Now you see it, and now you don’t. LG has finally put up its first-ever rollable TV on sale, which, when bought will set you back by $87,000. The device is now available across some stores in South Korea, where it will be priced at 100 million won.
LG has finally announced that its world-first rollable TV is finally going on sale, at seven consumer electronics stores across South Korea. The 65-inch LG Signature OLED R is built around a flexible OLED panel. Buyers will be able to choose between four colors for the wool speaker cover, and the aluminum base can be personalized with an engraving.
The winner of numerous tech awards at the 2020 CES, recognized for its excellence in design and technology, LG has described the model as “the most innovative development in television technology in decades.” Because of its flexible nature, the TV can retract partially or fully into its base, adapting to different aspect ratios or hiding the panel completely when not in use.
Also boasting a spot-on contrast, the LG OLED TV is unique, due to its self-lit technology in which over 100 million self-lit sub-pixels come together to deliver stunning visuals.
LG’s innovative design lets your TV appear when you need it, and disappear when you don’t. The device sports three different viewing choices as per your demand. These three modes include: Full View to enjoy movies, Line View for music, or Zero View to keep the TV nicely hidden, to suit your architecture.
Promising an exclusive viewing experience, the company has also showcased a unique processor- the α9 Gen3 AI. which features deep learning algorithms and analyzes the on-screen content to deliver content as its most immersive.

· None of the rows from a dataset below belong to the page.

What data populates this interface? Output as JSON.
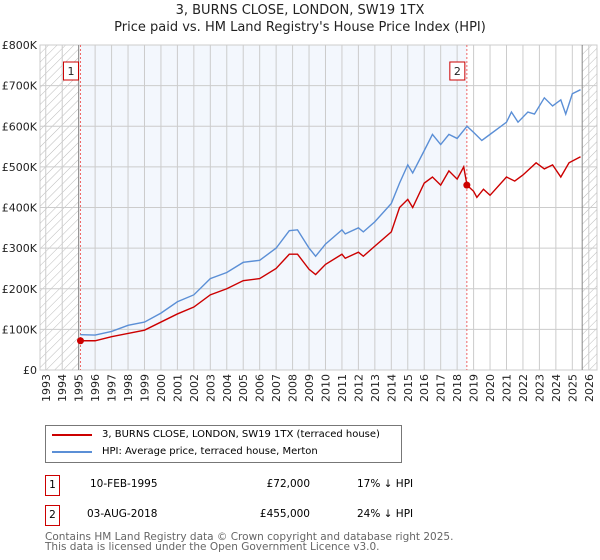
{
  "chart_data": {
    "type": "line",
    "title": "3, BURNS CLOSE, LONDON, SW19 1TX",
    "subtitle": "Price paid vs. HM Land Registry's House Price Index (HPI)",
    "xlim": [
      1992.65,
      2026.5
    ],
    "ylim": [
      0,
      800000
    ],
    "y_ticks": [
      {
        "v": 0,
        "label": "£0"
      },
      {
        "v": 100000,
        "label": "£100K"
      },
      {
        "v": 200000,
        "label": "£200K"
      },
      {
        "v": 300000,
        "label": "£300K"
      },
      {
        "v": 400000,
        "label": "£400K"
      },
      {
        "v": 500000,
        "label": "£500K"
      },
      {
        "v": 600000,
        "label": "£600K"
      },
      {
        "v": 700000,
        "label": "£700K"
      },
      {
        "v": 800000,
        "label": "£800K"
      }
    ],
    "x_ticks": [
      "1993",
      "1994",
      "1995",
      "1996",
      "1997",
      "1998",
      "1999",
      "2000",
      "2001",
      "2002",
      "2003",
      "2004",
      "2005",
      "2006",
      "2007",
      "2008",
      "2009",
      "2010",
      "2011",
      "2012",
      "2013",
      "2014",
      "2015",
      "2016",
      "2017",
      "2018",
      "2019",
      "2020",
      "2021",
      "2022",
      "2023",
      "2024",
      "2025",
      "2026"
    ],
    "grid": true,
    "series": [
      {
        "name": "3, BURNS CLOSE, LONDON, SW19 1TX (terraced house)",
        "color": "#cc0000",
        "x": [
          1995.1,
          1996,
          1997,
          1998,
          1999,
          2000,
          2001,
          2002,
          2003,
          2004,
          2005,
          2006,
          2007,
          2007.8,
          2008.3,
          2009,
          2009.4,
          2010,
          2011,
          2011.2,
          2012,
          2012.3,
          2013,
          2014,
          2014.5,
          2015,
          2015.3,
          2016,
          2016.5,
          2017,
          2017.5,
          2018,
          2018.4,
          2018.6,
          2019,
          2019.2,
          2019.6,
          2020,
          2021,
          2021.5,
          2022,
          2022.8,
          2023.3,
          2023.8,
          2024.3,
          2024.8,
          2025.5
        ],
        "y": [
          72000,
          72000,
          82000,
          90000,
          98000,
          118000,
          138000,
          155000,
          185000,
          200000,
          220000,
          225000,
          250000,
          285000,
          285000,
          248000,
          235000,
          260000,
          285000,
          275000,
          290000,
          280000,
          305000,
          340000,
          400000,
          420000,
          400000,
          460000,
          475000,
          455000,
          490000,
          470000,
          500000,
          455000,
          440000,
          425000,
          445000,
          430000,
          475000,
          465000,
          480000,
          510000,
          495000,
          505000,
          475000,
          510000,
          525000
        ]
      },
      {
        "name": "HPI: Average price, terraced house, Merton",
        "color": "#5b8fd6",
        "x": [
          1995.1,
          1996,
          1997,
          1998,
          1999,
          2000,
          2001,
          2002,
          2003,
          2004,
          2005,
          2006,
          2007,
          2007.8,
          2008.3,
          2009,
          2009.4,
          2010,
          2011,
          2011.2,
          2012,
          2012.3,
          2013,
          2014,
          2014.5,
          2015,
          2015.3,
          2016,
          2016.5,
          2017,
          2017.5,
          2018,
          2018.6,
          2019,
          2019.5,
          2020,
          2021,
          2021.3,
          2021.7,
          2022.3,
          2022.7,
          2023.3,
          2023.8,
          2024.3,
          2024.6,
          2025,
          2025.5
        ],
        "y": [
          87000,
          86000,
          95000,
          110000,
          118000,
          140000,
          168000,
          185000,
          225000,
          240000,
          265000,
          270000,
          300000,
          343000,
          345000,
          300000,
          280000,
          310000,
          345000,
          335000,
          350000,
          340000,
          365000,
          410000,
          460000,
          505000,
          485000,
          540000,
          580000,
          555000,
          580000,
          570000,
          600000,
          585000,
          565000,
          580000,
          610000,
          635000,
          610000,
          635000,
          630000,
          670000,
          650000,
          665000,
          630000,
          680000,
          690000
        ]
      }
    ],
    "sales": [
      {
        "id": "1",
        "x": 1995.11,
        "price": 72000,
        "date": "10-FEB-1995",
        "price_label": "£72,000",
        "hpi": "17% ↓ HPI"
      },
      {
        "id": "2",
        "x": 2018.59,
        "price": 455000,
        "date": "03-AUG-2018",
        "price_label": "£455,000",
        "hpi": "24% ↓ HPI"
      }
    ]
  },
  "footer": {
    "line1": "Contains HM Land Registry data © Crown copyright and database right 2025.",
    "line2": "This data is licensed under the Open Government Licence v3.0."
  }
}
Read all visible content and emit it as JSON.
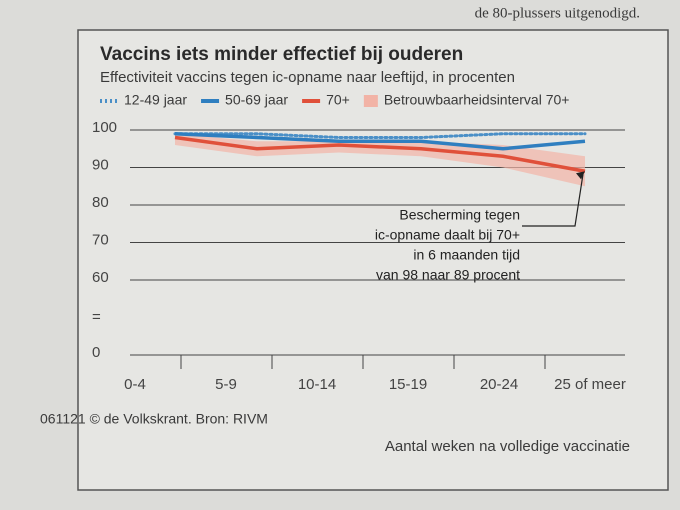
{
  "header_text": "de 80-plussers uitgenodigd.",
  "chart_data": {
    "type": "line",
    "title": "Vaccins iets minder effectief bij ouderen",
    "subtitle": "Effectiviteit vaccins tegen ic-opname naar leeftijd, in procenten",
    "source": "061121 © de Volkskrant. Bron: RIVM",
    "x_label": "Aantal weken na volledige vaccinatie",
    "categories": [
      "0-4",
      "5-9",
      "10-14",
      "15-19",
      "20-24",
      "25 of meer"
    ],
    "series": [
      {
        "name": "12-49 jaar",
        "color": "#4a8fc7",
        "dotted": true,
        "values": [
          99,
          99,
          98,
          98,
          99,
          99
        ]
      },
      {
        "name": "50-69 jaar",
        "color": "#2f7fc0",
        "values": [
          99,
          98,
          97,
          97,
          95,
          97
        ]
      },
      {
        "name": "70+",
        "color": "#e0503a",
        "values": [
          98,
          95,
          96,
          95,
          93,
          89
        ]
      }
    ],
    "band": {
      "name": "Betrouwbaarheidsinterval 70+",
      "color": "#f2b3a6",
      "lower": [
        96,
        93,
        94,
        93,
        90,
        85
      ],
      "upper": [
        99,
        97,
        97,
        97,
        96,
        93
      ]
    },
    "annotation": [
      "Bescherming tegen",
      "ic-opname daalt bij 70+",
      "in 6 maanden tijd",
      "van 98 naar 89 procent"
    ],
    "ylim": [
      0,
      100
    ],
    "yticks": [
      100,
      90,
      80,
      70,
      60,
      0
    ],
    "ybreak": [
      0,
      60
    ],
    "ybreak_label": "=",
    "grid": true
  }
}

All adjustments are automatic, enhanced for the ultimate picture and sound, to make every viewing a spectacular one.
LG’s LG ThinQ AI also allows simple command and control of your Home IoT ecosystem with natural voice recognition, without a remote, along with Google Assistant and Amazon Alexa built-in.
“LG’s exquisite creation liberates users from the limitations of the wall, enabling owners to curate their living environment without having to permanently set aside space for a large, black screen that is only useful when turned on,” the company said in a statement.